Austin Isbell of the Utah Division of Outdoor Recreation provided viewers with important information on outdoor safety and educated on responsible outdoor recreation and etiquette.
Isbell said that walking outdoors can lead to significant improvements in physical, mental and social health while improving mood and reducing stress. However, there are some safety standards that everyone should follow when participating in outdoor recreation activities that are easy to follow.
He said you should always “know before you go” and be aware of local fire restrictions in the area. You should never leave a campfire unattended and always make sure it is completely extinguished before leaving your campsite. Isbell also said it was important to be aware of other local conditions such as heat and flash flood warnings. Carrying water is especially important, including bringing extra water with you even when you’re not using it. He said a good rule is to drink or bring at least a pint or two cups of water for every hour of moderate hiking in temperate weather.
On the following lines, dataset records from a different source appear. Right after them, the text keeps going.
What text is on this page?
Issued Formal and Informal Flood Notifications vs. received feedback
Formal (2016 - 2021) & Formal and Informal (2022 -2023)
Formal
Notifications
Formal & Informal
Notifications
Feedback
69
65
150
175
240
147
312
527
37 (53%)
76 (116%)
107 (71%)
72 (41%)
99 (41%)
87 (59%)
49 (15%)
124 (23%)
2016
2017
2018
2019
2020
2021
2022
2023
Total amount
Responsible rest and trail etiquette are also important, Isbell said. He said hikers should give way to those passing behind them or going uphill. Motorized vehicles should give way to mountain bikes, runners, hikers and horses. Mountain bikes are giving way to runners, hikers and horses. Runners and hikers give way to horses. He also said that slower hikers or hikers with children should also give way to faster parties.
Must-haves for outdoor recreation include water, snacks, and sun protection, which includes sun protection hats and goggles. Other essential items include a large plastic zip-lock bag of toilet paper, a garbage bag, a rain hat, a multi-tool or pocket knife, and duct tape. Isbell said that depending on the activity, safety gear like a life jacket or helmet is also appropriate.
When visiting recreational areas, Isbell also said to avoid parking on green or dry vegetation and always pick up at least one piece of trash before heading back to your car. Don’t throw rubbish on the trail and respect nature.